There is talk of something similar to this with the interactivity API for block themes though, but that’s in the highly experimental proposal stages and locks you into a very specific way of doing things (it’s not PJAX as you’ve described it).
Fundamentally, there are literally thousands of ways to do this, there’s no one specific method, and it isn’t the free meal you think it is.
When it works great it’s great, but there are lots of downsides too, a lot of it is perceived snappiness rather than actual speed, and there’s no guarantee it will actually be faster. You may also find in addition to accessibility issues that there are fundamental compatibility issues with certain plugins and themes around javascript event handlers and DOM ready handlers that don’t fire when you load a new page, or plugins that conditionally register their JS to try and speed things up not working because you started browsing on a page that doesn’t use it.

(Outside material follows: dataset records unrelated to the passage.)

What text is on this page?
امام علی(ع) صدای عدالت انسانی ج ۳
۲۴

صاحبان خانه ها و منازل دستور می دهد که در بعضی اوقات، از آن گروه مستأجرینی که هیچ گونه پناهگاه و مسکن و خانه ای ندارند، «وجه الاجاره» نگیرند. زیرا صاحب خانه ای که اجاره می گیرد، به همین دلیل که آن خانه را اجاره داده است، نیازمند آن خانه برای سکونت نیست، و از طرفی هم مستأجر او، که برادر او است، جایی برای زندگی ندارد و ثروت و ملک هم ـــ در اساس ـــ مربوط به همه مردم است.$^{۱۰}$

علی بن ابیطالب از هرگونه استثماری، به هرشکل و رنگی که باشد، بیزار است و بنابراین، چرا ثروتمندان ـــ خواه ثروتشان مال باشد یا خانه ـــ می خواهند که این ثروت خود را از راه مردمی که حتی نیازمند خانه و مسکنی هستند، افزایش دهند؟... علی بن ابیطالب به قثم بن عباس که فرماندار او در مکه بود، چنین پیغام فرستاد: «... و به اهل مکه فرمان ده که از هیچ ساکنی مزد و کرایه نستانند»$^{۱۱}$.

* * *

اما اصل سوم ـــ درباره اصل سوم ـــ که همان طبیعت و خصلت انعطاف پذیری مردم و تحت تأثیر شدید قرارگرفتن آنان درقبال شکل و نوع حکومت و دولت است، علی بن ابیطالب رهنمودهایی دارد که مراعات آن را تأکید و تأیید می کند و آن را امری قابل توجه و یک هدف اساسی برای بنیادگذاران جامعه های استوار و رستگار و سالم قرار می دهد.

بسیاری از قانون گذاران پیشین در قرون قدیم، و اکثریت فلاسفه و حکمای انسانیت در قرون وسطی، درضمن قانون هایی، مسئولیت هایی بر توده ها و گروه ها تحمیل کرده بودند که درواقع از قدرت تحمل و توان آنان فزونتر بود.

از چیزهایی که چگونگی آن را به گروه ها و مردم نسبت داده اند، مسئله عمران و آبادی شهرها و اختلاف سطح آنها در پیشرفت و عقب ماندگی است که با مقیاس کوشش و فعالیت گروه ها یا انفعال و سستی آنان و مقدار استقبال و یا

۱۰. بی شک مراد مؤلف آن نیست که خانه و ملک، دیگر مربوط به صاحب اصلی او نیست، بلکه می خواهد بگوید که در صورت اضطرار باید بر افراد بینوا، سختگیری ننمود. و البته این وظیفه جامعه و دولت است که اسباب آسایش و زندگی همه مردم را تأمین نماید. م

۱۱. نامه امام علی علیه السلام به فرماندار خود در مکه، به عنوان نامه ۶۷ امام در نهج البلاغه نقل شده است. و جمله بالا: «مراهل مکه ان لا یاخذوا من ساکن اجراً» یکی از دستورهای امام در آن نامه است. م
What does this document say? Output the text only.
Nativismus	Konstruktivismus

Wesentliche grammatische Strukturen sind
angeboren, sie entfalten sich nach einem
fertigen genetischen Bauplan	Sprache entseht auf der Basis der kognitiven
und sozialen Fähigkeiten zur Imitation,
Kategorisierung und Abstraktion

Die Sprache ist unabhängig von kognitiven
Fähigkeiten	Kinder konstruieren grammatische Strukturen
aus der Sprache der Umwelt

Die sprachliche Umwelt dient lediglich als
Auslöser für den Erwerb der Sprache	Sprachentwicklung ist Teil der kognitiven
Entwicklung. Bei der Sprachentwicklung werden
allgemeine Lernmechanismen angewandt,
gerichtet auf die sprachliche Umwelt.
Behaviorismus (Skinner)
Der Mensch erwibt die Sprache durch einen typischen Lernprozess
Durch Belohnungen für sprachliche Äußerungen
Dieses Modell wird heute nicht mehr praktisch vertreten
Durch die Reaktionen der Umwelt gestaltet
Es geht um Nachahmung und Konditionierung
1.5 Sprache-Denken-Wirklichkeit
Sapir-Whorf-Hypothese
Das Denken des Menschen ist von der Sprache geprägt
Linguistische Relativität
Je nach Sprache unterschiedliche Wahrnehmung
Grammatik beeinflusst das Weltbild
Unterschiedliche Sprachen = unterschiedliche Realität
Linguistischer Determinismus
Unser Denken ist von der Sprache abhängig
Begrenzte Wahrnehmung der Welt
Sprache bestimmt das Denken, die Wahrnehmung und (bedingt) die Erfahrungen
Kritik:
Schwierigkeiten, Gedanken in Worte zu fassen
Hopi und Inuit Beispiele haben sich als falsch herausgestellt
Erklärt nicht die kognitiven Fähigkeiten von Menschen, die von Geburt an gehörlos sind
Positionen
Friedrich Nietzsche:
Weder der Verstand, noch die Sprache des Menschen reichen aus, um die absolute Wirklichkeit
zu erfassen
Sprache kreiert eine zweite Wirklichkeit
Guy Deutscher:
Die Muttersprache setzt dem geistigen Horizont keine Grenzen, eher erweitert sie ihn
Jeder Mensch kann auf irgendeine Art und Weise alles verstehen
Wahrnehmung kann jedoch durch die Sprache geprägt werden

On top of that, the huge variety of ways to do this from small JS snippets to headless applications means the tradeoffs are wide and varied. At a minimum ensure that:
- your solution uses the browser history API, if it does not the URL and the forward/back buttons in the browser will not work as they’re supposed to, neither will browser history or sharing
- your solution has timeouts and handles poor network connectivity. E.g. if I click on a link and it takes 10 seconds to load, what happens in those 10 seconds? What should the browser address bar say during that time?
And importantly, in a normal page load the browser can progressively render the page piece by piece as it’s loaded. This is what most of google page speeds tests are trying to optimise. You throw all of that away by doing this, the DOM sees none of that until the JS has gotten all the HTML and updates it.